There is no doubt that DL has revolutionized all aspects of Computer Science in the last 5 years and has become the next big buzz in Information Technology (IT) industry . However, it is still a small (but growing) piece of the full puzzle of building a usable intelligent system that people can use 
, let alone solve problems that people actually face and without creating new problems like bias or safety concerns. They ignore efforts needed to bring together an intelligent system that not only learns insights but also can represent, reason, execute, monitor environment and adapt itself to achieve short- and long- term goals. They ignore the new work needed to understand the ethical issues, privacy concerns and security risks that systems built using black-box models learnt on large data pose when working with humans.
3.0 Levels of cognitive abilities
So, what is meant by a cognitive system when one reads of the phrase today? For the purpose of the article, we will consider it as a computer system that will work with humans (social) and comes at different levels of thinking abilities (intelligence) on its own (independently, also known as, autonomously). This can be arranged as levels in the order of sophistication and considered akin to grading a personal secretary based on his or her proficiencies.
Level-1: Understand Data to Help
Systems at Level-1 process take input data and give out potentially insightful patterns. The input can be textual, audio or video data. The output depends on data and its format, but is broadly a set of topics (labels) and trends. A preferred characteristic of such systems is to interact and engage with end users in natural language and not a specialized language like SQL.
Technologies used by Level-1 systems include machine learning (including deep learning), data mining and rules for analysis and natural language processing (NLP) and visualization for interaction with people.

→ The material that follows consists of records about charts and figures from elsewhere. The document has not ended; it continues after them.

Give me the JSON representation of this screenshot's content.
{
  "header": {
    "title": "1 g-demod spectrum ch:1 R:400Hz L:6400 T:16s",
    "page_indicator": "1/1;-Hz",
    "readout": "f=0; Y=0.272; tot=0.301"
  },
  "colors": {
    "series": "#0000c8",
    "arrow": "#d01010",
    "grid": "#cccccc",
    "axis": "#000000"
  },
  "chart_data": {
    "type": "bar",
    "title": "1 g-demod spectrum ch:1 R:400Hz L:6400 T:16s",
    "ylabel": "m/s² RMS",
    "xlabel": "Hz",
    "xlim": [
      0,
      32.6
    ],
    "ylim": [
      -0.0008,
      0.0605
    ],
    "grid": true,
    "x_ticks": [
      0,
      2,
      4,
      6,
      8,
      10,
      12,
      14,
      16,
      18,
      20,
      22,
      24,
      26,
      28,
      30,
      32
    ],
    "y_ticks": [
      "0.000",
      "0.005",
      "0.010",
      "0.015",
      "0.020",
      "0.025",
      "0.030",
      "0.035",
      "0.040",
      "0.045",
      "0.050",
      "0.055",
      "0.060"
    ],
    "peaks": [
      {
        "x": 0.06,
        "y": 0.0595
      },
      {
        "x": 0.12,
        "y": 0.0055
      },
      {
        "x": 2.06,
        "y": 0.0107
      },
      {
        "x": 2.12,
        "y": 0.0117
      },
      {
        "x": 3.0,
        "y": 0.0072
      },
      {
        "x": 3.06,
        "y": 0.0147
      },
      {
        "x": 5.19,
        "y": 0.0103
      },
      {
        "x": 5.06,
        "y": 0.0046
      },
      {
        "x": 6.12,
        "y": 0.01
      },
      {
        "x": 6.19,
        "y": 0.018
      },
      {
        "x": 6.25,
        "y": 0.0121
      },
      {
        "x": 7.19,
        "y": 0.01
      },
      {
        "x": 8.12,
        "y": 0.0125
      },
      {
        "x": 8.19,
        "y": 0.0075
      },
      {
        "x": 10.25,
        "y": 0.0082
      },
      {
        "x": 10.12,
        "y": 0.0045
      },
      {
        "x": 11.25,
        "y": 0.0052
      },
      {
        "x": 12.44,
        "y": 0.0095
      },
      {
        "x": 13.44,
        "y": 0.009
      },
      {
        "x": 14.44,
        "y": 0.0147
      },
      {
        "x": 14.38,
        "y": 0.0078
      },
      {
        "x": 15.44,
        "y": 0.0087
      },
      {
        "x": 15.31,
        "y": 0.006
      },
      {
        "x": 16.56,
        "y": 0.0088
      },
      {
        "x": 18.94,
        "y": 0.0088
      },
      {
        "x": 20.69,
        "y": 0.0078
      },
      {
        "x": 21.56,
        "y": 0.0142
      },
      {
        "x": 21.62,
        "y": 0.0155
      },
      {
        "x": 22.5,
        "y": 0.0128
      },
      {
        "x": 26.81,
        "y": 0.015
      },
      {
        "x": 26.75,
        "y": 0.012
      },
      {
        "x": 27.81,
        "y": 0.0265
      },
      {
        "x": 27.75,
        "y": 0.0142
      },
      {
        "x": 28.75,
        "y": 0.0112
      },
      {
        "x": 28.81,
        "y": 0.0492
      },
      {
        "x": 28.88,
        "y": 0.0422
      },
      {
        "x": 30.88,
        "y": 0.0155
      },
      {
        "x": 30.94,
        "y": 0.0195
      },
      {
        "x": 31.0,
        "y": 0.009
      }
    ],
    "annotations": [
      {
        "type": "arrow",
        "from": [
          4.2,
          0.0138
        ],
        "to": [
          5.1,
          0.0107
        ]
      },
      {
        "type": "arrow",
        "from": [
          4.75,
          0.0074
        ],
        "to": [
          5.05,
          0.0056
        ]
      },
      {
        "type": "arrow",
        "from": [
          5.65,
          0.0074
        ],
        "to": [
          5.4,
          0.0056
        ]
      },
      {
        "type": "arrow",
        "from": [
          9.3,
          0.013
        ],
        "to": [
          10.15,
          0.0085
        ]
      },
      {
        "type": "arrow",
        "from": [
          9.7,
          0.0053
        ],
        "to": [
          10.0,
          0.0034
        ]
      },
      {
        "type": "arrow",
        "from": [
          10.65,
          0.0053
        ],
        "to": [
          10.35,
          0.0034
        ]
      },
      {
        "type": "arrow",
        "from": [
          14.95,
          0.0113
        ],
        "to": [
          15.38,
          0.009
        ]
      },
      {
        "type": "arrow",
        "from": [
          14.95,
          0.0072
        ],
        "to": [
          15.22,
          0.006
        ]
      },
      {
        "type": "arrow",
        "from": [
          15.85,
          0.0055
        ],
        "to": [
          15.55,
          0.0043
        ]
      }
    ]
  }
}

They help a person understand data but fall short of suggesting what to do with the insights. Such systems are also susceptible to spurious inputs as the Tay system illustrated.
Level-2: Suggest to Act
Systems and Level-2 process input data, uses a model of what a person wants to achieve (goals) and gives out recommendations to act. The input data can be textual, audio or video data. The goals can be that of achieving something or maintaining a condition. The output is a prescription, which can be simple or complex depending on the uncertainties the system models.
Technologies used by such systems go beyond Level-1 and include rules, computational logics, planning, and automated reasoning. They help a person find their way through alternative decision choices consistent with their goals but rely on the person knowing what they want. For example, suggesting tags on a photo about who is in it is an example of Level-2 system. Such systems are susceptible to spurious data and also people with flickering goals. For example, a Level-2 system may help a person decide how they should schedule their day. But if the person misses his anniversary because he never expressed it as his priority explicitly or implicitly but was later confronted by his complaining wife, who is at fault? Blame it on the secretary?